Taurine is an amino acid – one of the building blocks of proteins within the body. Cats cannot make sufficient amounts of taurine on their own and so must eat food that contains relatively large amounts of the substance, or they will get sick as a result of taurine deficiency. Dogs are able to manufacture more of their own taurine and so generally are more tolerant of low levels of the amino acid in their diets. Problems associated with taurine deficiency have become much less common now that pet food manufacturers recognize the amino acid's importance and provide suitable levels in their diets.
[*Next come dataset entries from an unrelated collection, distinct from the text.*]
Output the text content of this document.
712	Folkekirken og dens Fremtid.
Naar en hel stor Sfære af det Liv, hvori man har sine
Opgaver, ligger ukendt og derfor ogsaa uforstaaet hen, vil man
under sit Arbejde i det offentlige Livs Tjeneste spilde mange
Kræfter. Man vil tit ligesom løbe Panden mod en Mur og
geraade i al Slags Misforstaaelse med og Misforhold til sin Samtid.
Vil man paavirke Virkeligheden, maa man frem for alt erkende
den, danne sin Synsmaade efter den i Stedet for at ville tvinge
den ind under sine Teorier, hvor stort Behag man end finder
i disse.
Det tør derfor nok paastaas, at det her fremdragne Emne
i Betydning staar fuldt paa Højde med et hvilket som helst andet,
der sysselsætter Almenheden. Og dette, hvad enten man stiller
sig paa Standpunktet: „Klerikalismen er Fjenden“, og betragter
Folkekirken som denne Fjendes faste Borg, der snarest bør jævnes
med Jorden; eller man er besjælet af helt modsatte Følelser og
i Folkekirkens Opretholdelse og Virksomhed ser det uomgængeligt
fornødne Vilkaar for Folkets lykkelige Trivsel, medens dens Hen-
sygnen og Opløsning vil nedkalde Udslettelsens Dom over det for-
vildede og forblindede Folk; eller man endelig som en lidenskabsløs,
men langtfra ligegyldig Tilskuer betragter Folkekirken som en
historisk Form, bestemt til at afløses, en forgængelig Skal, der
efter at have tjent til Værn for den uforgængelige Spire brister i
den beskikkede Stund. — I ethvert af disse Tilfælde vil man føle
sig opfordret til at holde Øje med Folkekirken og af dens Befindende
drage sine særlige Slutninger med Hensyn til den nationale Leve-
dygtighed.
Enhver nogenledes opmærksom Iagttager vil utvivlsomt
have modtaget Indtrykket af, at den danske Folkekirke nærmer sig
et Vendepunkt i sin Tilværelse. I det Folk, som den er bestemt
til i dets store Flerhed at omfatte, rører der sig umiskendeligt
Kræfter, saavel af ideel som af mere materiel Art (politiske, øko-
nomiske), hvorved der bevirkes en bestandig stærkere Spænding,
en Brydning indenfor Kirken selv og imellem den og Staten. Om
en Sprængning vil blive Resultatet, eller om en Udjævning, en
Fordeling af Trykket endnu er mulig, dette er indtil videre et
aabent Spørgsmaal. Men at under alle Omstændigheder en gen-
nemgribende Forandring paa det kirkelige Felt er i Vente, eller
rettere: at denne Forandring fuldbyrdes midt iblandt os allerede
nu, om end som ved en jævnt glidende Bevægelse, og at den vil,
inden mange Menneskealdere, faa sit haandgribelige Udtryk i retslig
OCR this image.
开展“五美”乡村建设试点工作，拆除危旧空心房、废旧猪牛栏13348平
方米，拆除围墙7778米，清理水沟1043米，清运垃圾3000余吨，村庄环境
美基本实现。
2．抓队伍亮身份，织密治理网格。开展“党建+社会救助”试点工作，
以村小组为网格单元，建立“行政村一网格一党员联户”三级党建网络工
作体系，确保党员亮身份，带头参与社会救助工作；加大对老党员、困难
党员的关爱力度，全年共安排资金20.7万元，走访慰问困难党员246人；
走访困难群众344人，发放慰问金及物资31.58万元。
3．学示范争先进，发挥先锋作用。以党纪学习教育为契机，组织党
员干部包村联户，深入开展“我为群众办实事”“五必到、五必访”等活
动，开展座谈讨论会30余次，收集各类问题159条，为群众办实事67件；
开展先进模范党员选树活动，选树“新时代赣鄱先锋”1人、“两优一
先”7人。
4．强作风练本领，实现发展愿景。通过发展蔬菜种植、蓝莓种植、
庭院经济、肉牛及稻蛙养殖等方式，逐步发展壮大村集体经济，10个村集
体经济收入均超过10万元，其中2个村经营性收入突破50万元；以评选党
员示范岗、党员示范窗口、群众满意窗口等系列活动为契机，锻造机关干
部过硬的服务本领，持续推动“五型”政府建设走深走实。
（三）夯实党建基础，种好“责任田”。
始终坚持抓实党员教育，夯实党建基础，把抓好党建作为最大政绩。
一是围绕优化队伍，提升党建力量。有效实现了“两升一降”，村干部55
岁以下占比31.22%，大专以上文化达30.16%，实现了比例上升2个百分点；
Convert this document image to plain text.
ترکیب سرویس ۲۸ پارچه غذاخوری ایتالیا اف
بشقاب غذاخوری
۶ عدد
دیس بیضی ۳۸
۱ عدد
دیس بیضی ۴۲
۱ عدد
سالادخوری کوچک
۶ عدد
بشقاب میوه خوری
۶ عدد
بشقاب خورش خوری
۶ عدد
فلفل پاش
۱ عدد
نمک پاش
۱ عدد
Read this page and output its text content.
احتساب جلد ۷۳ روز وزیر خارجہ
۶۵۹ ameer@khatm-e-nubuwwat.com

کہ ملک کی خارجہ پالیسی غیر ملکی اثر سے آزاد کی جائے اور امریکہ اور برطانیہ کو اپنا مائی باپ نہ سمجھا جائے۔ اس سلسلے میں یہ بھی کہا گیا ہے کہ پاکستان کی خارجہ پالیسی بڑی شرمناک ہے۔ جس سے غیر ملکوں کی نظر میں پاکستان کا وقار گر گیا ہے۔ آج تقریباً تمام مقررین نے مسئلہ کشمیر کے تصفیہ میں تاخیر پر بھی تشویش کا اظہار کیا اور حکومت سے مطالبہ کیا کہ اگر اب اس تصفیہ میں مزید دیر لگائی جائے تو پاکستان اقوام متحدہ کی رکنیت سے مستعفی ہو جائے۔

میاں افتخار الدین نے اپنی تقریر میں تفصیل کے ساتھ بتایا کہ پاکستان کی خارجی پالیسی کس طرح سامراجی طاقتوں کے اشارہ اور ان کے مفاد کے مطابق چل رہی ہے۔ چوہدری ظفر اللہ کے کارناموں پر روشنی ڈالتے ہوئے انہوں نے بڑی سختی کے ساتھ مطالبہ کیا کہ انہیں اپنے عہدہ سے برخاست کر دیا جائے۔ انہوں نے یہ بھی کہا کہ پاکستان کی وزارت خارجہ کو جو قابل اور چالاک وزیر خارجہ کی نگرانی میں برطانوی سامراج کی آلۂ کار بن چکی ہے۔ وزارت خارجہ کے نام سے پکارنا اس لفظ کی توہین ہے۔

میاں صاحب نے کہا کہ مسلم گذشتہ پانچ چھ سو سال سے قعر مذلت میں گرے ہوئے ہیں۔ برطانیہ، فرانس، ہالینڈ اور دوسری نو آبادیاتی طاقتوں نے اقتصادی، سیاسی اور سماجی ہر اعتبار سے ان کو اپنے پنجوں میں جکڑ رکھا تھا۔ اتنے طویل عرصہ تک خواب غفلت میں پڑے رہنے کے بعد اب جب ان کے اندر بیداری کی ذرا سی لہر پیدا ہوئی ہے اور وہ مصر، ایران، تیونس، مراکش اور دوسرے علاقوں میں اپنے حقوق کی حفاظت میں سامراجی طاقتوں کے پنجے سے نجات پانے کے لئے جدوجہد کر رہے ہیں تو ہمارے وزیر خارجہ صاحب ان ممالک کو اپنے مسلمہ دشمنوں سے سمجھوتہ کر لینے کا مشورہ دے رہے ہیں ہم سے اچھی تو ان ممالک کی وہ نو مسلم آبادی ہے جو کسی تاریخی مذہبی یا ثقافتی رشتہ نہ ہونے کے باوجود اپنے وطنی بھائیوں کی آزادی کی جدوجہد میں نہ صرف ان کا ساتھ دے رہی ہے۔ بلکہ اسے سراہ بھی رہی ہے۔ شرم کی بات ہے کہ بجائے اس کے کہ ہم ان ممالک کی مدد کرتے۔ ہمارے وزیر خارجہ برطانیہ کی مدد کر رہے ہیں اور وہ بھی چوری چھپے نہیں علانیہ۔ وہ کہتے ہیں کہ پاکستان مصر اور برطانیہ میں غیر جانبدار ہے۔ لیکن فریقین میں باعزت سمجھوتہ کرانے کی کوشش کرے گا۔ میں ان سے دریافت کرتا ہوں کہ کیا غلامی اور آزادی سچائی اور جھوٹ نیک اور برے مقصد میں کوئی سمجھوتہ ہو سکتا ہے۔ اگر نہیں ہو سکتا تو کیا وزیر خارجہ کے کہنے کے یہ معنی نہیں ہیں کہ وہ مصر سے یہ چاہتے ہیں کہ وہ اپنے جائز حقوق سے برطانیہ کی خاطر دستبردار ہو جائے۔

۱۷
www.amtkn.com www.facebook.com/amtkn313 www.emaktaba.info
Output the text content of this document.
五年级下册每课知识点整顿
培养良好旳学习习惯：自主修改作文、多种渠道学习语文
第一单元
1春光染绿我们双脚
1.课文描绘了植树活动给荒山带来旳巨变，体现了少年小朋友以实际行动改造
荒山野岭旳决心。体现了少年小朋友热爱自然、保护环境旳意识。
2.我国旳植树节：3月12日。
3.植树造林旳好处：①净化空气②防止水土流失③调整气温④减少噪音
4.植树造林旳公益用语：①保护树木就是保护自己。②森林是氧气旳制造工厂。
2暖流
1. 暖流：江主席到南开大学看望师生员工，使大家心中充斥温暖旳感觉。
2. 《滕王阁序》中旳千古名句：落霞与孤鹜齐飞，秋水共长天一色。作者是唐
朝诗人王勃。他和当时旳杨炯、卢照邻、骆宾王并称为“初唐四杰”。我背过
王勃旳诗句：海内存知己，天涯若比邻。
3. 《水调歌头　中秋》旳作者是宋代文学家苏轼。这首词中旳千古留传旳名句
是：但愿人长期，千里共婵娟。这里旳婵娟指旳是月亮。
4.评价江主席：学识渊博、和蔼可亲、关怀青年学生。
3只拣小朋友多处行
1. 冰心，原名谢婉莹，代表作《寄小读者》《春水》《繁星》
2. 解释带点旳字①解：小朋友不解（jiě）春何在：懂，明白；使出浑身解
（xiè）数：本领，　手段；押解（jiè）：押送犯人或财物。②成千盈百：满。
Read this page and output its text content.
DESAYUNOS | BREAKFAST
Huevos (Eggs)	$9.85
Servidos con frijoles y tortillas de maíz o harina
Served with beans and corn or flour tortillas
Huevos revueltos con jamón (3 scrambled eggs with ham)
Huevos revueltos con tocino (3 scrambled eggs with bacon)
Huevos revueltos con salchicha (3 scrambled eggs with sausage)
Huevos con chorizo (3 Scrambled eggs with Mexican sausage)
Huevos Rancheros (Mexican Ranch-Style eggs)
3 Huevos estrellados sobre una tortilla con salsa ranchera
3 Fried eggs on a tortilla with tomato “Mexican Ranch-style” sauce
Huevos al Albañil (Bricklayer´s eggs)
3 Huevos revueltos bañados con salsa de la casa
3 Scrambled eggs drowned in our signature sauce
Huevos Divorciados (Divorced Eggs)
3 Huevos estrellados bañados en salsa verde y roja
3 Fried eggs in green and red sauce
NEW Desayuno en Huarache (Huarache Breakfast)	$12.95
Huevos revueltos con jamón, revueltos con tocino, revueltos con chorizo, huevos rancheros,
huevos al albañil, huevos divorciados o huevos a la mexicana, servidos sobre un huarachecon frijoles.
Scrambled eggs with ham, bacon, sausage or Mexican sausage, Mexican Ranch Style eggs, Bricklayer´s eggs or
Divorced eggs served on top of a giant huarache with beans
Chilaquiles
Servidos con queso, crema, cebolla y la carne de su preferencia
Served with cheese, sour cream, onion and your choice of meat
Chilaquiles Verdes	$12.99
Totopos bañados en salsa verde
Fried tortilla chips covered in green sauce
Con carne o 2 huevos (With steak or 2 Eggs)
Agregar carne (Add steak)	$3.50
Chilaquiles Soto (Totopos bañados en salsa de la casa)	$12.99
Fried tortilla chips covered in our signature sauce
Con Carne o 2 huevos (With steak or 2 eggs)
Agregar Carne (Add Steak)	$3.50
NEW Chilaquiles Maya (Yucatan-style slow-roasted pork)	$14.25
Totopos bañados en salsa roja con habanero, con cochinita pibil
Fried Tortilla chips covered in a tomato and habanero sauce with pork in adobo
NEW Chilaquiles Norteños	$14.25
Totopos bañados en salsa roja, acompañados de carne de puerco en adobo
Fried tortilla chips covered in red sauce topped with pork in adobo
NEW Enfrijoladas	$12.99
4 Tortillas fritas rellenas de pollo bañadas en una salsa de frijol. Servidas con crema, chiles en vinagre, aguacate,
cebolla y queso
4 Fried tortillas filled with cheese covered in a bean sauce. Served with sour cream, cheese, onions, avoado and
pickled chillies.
Cats suffering from a taurine deficiency can develop poor eyesight and become blind because of deterioration of their retinas. A specific type of heart disease called dilated cardiomyopathy is also likely when a cat does not eat enough taurine. These animals may become less active, have unusually rapid or deep breathing, cough, or die suddenly. Some canine cases of dilated cardiomyopathy are also caused by taurine deficiency, as a result of either an atypical diet or the unusually high needs of specific breeds (e.g., Cocker spaniels and Newfoundlands). A veterinarian can determine whether a taurine deficiency is responsible for a pet's disease by sending a blood sample to the laboratory for measurement of the amino acid's concentration.
Some cases of taurine-related dilated cardiomyopathy will resolve when the amino acid is added to the pet's diet. In other instances, however, irreversible damage has occurred, and heart function will never be normal. A cat's vision may also improve with taurine supplementation, but animals with longstanding blindness are unlikely to regain their sight.